1. The Bible becomes a “new thing.” One truly converted has a great desire for Bible information. It compares itself to food – milk and solid food (I Pet 2:2 and Heb 5:12-14). The Bible is the primary ingredient for a Christian’s growth and development.
2. Another “new thing” is prayer. Real prayer. Also, there is an instinctive, relational knowledge that God the Father truly is our very own Father and He wants us communicating with Him (Ro 8:15).
3. Behavior changes occur. New behaviors and activities develop while old agendas and behaviors are challenged, altered – and oftentimes demolished. Sometimes the changes are quite dramatic; other times quite subtle. God uses many tools to make the Christian more Christlike.
4. New life purposes become a “new thing.” We are “created in Christ Jesus for good works, which God prepared beforehand, that we should walk in them” (Eph 2:10). A person becomes interested in God’s agenda and His desire for his/her life. God’s purposes and priorities become more and more dominant in the true believer’s life. The more obedient a child is, the more that child can learn from his/her parents. Our relationship with God works the same way. This is all just the tip of the iceberg.

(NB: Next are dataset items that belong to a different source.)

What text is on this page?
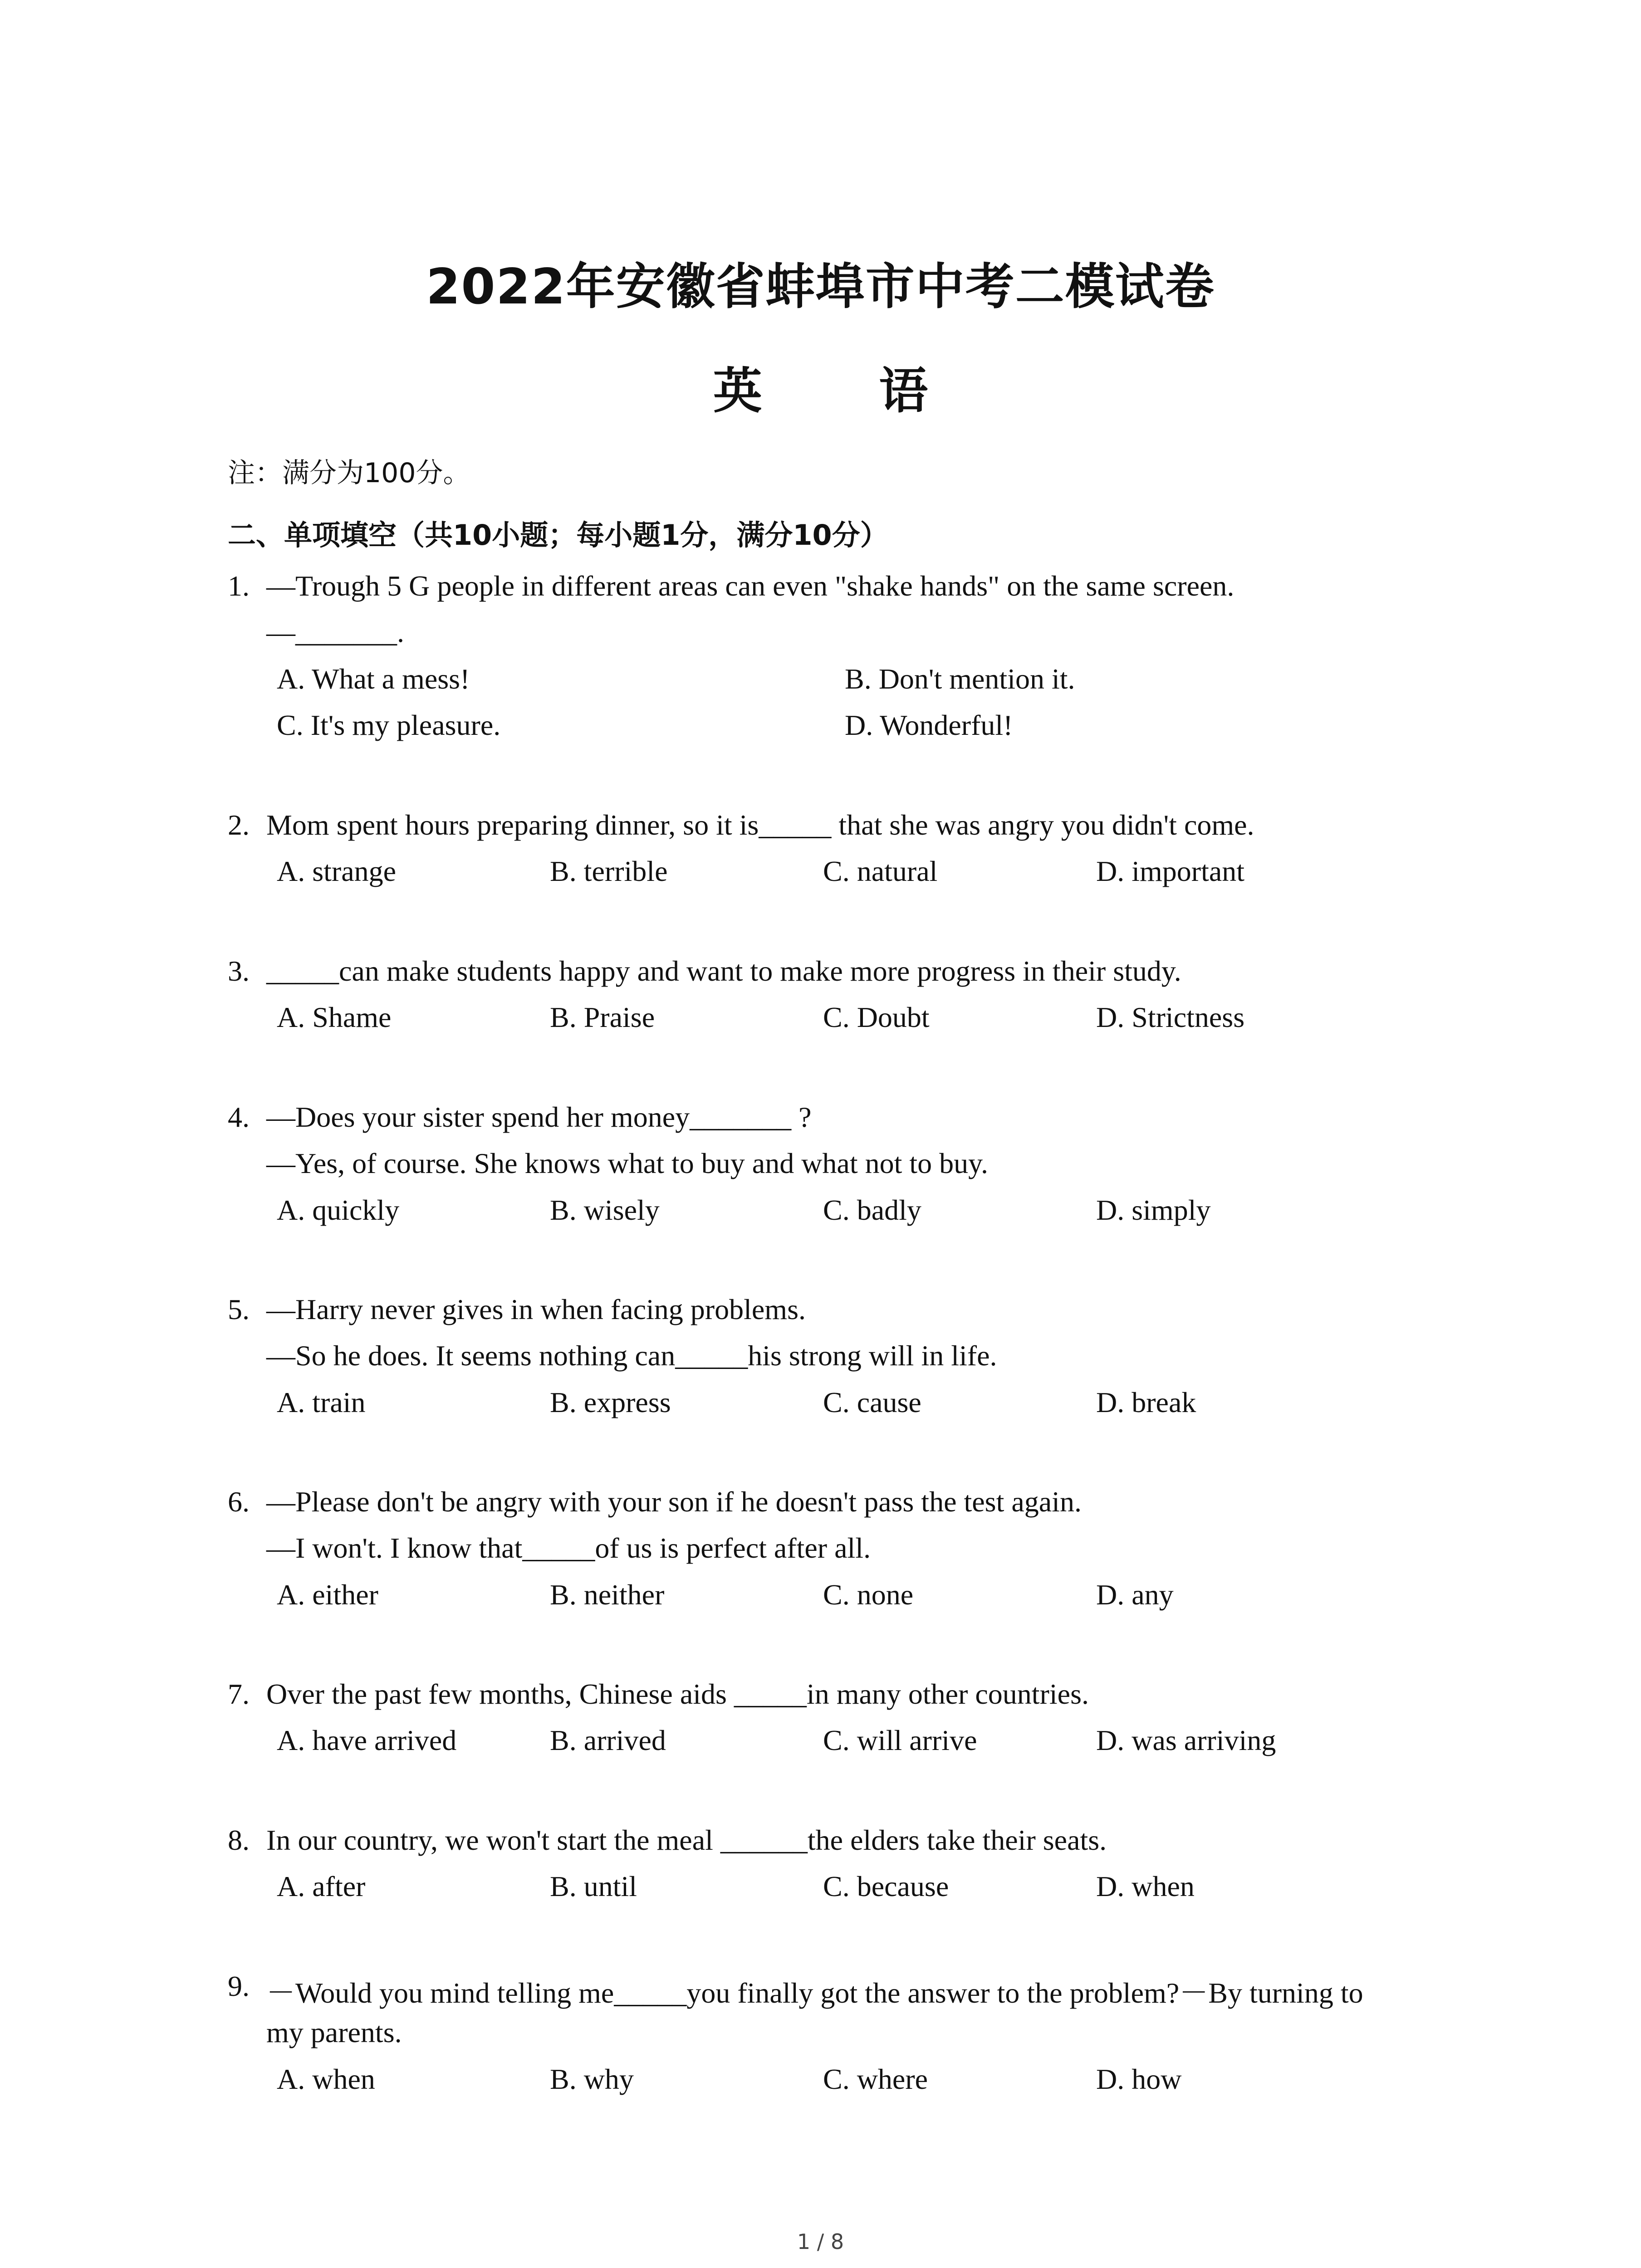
2022年安徽省蚌埠市中考二模试卷
英 语
注：满分为100分。
二、单项填空（共10小题；每小题1分，满分10分）
1. —Trough 5 G people in different areas can even "shake hands" on the same screen.
—_______.
A. What a mess!	B. Don't mention it.
C. It's my pleasure.	D. Wonderful!
2. Mom spent hours preparing dinner, so it is_____ that she was angry you didn't come.
A. strange	B. terrible	C. natural	D. important
3. _____can make students happy and want to make more progress in their study.
A. Shame	B. Praise	C. Doubt	D. Strictness
4. —Does your sister spend her money_______ ?
—Yes, of course. She knows what to buy and what not to buy.
A. quickly	B. wisely	C. badly	D. simply
5. —Harry never gives in when facing problems.
—So he does. It seems nothing can_____his strong will in life.
A. train	B. express	C. cause	D. break
6. —Please don't be angry with your son if he doesn't pass the test again.
—I won't. I know that_____of us is perfect after all.
A. either	B. neither	C. none	D. any
7. Over the past few months, Chinese aids _____in many other countries.
A. have arrived	B. arrived	C. will arrive	D. was arriving
8. In our country, we won't start the meal ______the elders take their seats.
A. after	B. until	C. because	D. when
9. －Would you mind telling me_____you finally got the answer to the problem?－By turning to
my parents.
A. when	B. why	C. where	D. how
1 / 8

When a person responds positively to the “good news,” the clouds of that overcast day are totally removed. Our sins are paid for and removed “as far as the east is from the west” (Ps 103:12). Justice is not negated or ignored – but dealt with in the cross. “When you were dead in your transgressions, He (the Father) made you alive together with Him (Christ) having forgiven us all our transgressions, having canceled out the certificate of debt consisting of decrees against us which were hostile to us and He (the Father) has taken it out of the way having nailed it to the cross” (Col 2:13). God, for His own reasons, is interested in having a relationship with us. It is my hope that everyone who reads this will search this matter out and take advantage of the pardon that is found in Christ. Do this for yourself – for your own well being and future.
May God grant you the power, wisdom, insight and ability to come to Him, respond to Him, learn from Him, know Him – indeed, to be right with Him. This is the central message of the Bible. Lord bless you!